И ледащая, словно ист-эндка-лондонка, с неухоженными и по-отрочески большими ушами, с тощим личиком в обрамлении мелких крашеных завитков, с сухощавой чешуйчатой кожей предплечий, шеи, спины, серой ящеркой юркнула ты под темно-вишневую шаль. Тем не менее я и там, в полутьме, нахожу тебя, ясно вижу, пристрастным оком вкушаю от застарелого, сухопарого твоего греха. Воображая, будто противишься чьему-то насилию, ты сама же его и творишь. Ты…………. (Здесь и далее многоточие заменяет мысли, оставленные автором при себе по рекомендации Комитета Самоцензуры, который он учредил при своем Опекунском Совете. – П. Д.) Вернее, не ты, а – кто-то – кто? кто это столь утонченно, угрюмо и яростно бередит твое естество, вожделеет к запретному? Кто именно вознамерился обесчестить тебя, пожилую жеманницу, фифу, прельстительную недотрогу? А-а, может быть, это тот самый проезжий корнет, что ночевал в номерах, где служила ты в молодости кастеляншей. Снова – как некогда – вошел он к тебе без стука и, подбоченясь, надменно овладевает тобою – без заверений, без клятв, и назавтра – чуть свет – отъезжая в заброшенной грязью пролетке – даже не обернется. А может, это небезызвестный пройдоха, что дважды стоял у вас на квартире: сначала во дни твоего девичества и в качестве миловидного юного барина, а затем седовласым в чинах военным, когда ты уже овдовела, выдав замуж едва ли не пятерых дочерей. И оба раза, несмотря на сначала твои капризы, а затем – на свои ранения, делал то, что желал. Делал шумно, чинно и долго, словно догадывался, что и ты втайне хочешь, чтобы это никогда не кончалось. О, как жалобно он стонал! Наконец, далеко не ходя, то, быть может, просто колбасник, отвесивший тебе сегодня свой мясистый батон. Колбасники, мясники да лекари – все они одного поля ягода, все – дородные, ушлые, руки у всех волосатые, за ухом – карандаш. И не зря сей колбасник участливо так подмигнул из-за стойки: вот и нагрянул. Огромный, душно пропахший своим товаром, он засучивает рукава по локоть и, обнаруживая всю низость мужской натуры, безжалостно размежевывает тебе чресла. Кричать? Не услышат. И ты сама, торопливыми пальцами спялив скользкую кожицу с гуттаперчевой мякоти наименования, покорно влагаешь его оконечность туда, где все уж исполнено теплого влажного ожидания. А откуда-нибудь – например, из комода – тянет одеколоном, ладаном, и где-нибудь за стеной, у соседей, о чем-то безмерно своем сокрушается молодой Карузо.

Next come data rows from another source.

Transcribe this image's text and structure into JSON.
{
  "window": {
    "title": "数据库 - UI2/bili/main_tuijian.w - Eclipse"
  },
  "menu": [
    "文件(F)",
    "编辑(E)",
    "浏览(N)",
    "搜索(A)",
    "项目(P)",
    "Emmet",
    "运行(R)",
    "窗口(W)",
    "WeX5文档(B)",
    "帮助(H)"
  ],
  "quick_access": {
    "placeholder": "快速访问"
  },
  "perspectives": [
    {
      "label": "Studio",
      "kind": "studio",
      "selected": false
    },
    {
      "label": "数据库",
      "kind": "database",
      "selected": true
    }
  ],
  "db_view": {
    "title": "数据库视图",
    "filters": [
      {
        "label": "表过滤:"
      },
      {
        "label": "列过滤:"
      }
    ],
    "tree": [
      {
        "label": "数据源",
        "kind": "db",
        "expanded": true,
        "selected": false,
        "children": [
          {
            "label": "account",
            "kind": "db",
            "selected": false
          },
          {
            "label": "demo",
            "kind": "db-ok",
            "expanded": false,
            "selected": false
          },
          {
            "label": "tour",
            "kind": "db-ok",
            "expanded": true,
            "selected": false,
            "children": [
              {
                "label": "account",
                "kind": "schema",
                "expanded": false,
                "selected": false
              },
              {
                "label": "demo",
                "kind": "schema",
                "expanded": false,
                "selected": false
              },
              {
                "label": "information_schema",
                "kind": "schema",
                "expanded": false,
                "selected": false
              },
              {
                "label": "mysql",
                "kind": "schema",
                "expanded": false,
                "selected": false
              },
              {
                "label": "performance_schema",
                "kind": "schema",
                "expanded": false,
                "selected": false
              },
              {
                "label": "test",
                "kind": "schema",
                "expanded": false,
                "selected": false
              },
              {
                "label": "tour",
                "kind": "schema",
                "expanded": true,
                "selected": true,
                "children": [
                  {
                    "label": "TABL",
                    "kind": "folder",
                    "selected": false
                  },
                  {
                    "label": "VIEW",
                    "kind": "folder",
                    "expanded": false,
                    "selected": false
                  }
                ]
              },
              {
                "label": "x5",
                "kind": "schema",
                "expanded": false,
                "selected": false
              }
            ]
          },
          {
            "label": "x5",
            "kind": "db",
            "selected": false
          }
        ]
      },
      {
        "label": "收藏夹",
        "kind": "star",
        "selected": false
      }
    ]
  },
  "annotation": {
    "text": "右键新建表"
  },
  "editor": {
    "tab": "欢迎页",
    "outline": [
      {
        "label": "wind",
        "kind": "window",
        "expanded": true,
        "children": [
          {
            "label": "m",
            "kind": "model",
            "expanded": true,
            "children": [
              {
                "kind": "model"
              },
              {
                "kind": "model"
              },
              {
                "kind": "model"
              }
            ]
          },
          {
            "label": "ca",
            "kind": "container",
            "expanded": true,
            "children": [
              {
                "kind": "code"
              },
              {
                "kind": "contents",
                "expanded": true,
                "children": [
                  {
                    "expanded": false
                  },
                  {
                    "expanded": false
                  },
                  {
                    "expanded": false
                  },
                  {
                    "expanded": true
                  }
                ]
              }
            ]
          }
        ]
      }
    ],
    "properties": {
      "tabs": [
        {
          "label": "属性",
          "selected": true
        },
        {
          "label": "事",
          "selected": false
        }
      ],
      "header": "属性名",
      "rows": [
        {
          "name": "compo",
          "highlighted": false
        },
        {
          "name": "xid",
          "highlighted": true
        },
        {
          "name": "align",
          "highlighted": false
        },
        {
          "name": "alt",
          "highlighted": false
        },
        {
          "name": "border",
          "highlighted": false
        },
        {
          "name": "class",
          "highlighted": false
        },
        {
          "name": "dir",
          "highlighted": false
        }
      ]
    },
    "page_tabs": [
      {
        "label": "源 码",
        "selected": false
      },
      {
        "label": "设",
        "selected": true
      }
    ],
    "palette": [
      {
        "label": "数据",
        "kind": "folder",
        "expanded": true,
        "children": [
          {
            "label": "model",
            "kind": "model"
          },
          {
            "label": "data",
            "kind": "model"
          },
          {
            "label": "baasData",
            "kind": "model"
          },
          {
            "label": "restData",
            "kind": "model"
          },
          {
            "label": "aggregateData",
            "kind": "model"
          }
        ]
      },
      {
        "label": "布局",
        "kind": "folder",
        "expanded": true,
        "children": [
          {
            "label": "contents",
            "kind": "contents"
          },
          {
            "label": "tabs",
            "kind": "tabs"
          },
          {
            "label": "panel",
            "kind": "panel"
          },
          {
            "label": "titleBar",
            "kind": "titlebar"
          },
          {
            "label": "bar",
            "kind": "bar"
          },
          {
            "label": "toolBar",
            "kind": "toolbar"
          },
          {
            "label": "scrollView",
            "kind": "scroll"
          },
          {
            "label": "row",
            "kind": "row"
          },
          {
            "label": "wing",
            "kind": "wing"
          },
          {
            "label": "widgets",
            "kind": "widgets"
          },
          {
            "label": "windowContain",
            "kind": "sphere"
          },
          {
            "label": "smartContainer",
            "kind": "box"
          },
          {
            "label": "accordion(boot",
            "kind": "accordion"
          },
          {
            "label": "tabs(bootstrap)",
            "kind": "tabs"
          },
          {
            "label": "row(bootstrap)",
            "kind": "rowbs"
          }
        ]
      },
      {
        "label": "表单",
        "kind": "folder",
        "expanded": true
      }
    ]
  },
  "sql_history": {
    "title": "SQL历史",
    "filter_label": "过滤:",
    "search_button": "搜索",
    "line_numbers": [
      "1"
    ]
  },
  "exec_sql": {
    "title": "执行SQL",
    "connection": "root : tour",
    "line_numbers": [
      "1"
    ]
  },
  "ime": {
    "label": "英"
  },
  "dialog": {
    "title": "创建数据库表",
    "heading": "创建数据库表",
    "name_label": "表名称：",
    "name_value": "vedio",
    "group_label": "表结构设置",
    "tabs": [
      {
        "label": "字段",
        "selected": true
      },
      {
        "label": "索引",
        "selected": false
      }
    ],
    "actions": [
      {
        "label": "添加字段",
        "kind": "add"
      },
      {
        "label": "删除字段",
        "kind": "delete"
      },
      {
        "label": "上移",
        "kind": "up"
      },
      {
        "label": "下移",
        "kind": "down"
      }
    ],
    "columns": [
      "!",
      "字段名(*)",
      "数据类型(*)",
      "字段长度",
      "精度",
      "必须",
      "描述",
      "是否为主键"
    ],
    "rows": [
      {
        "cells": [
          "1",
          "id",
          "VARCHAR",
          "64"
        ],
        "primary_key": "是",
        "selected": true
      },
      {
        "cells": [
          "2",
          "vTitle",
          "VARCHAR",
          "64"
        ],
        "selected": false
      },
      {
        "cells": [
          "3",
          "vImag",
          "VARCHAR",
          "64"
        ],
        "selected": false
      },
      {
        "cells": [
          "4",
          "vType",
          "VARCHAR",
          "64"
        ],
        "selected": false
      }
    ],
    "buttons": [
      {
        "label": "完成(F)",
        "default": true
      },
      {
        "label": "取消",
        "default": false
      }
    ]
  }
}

Став невольным свидетелем описанного грехопадения, я испытал два чувства: сочувствия и соучастия. Они смешались, вступили в противоборство. Жалость к попранной не могла, однако, притупить моего желания довести предпринятое до конца; тем паче что поставив себя на место несчастной, я понял: не довести – значило бы унизить ее совсем, оскорбить еще более изощренно. Вместе с тем, ревнивое и чуткое присутствие массажистки затруднило бы воплощение плана в жизнь, а отправка Жижи во вне, церемония завершения аудиенции потребовала бы соблюдения минимального этикета, какого-то диалога, и такие церемониальности могли бы не только ослабить порыв соучастия, но и свести последний на нет. Эта пиковая ситуация подвигла меня на беспрецедентный в моей биографии компромисс с моралью. 'Да, я взволнован другою,– сказал я просительнице.– Но если угодно – allez-y (Давайте (франц.)) '. Повторять приглашение не пришлось. Не раздеваясь, она вступила в плескалище и уселась мне на колени так, что если бы нас не разделяло «Албанское Танго», то мы сидели бы vis-a-vis. Бельгийка вознамерилась было извлечь издание из рук дерзающего лица, но то заверило, что газета нисколько не помешает, и попросило ее заниматься непосредственно тем, ради чего она уже так подмочила себе и платье, и репутацию.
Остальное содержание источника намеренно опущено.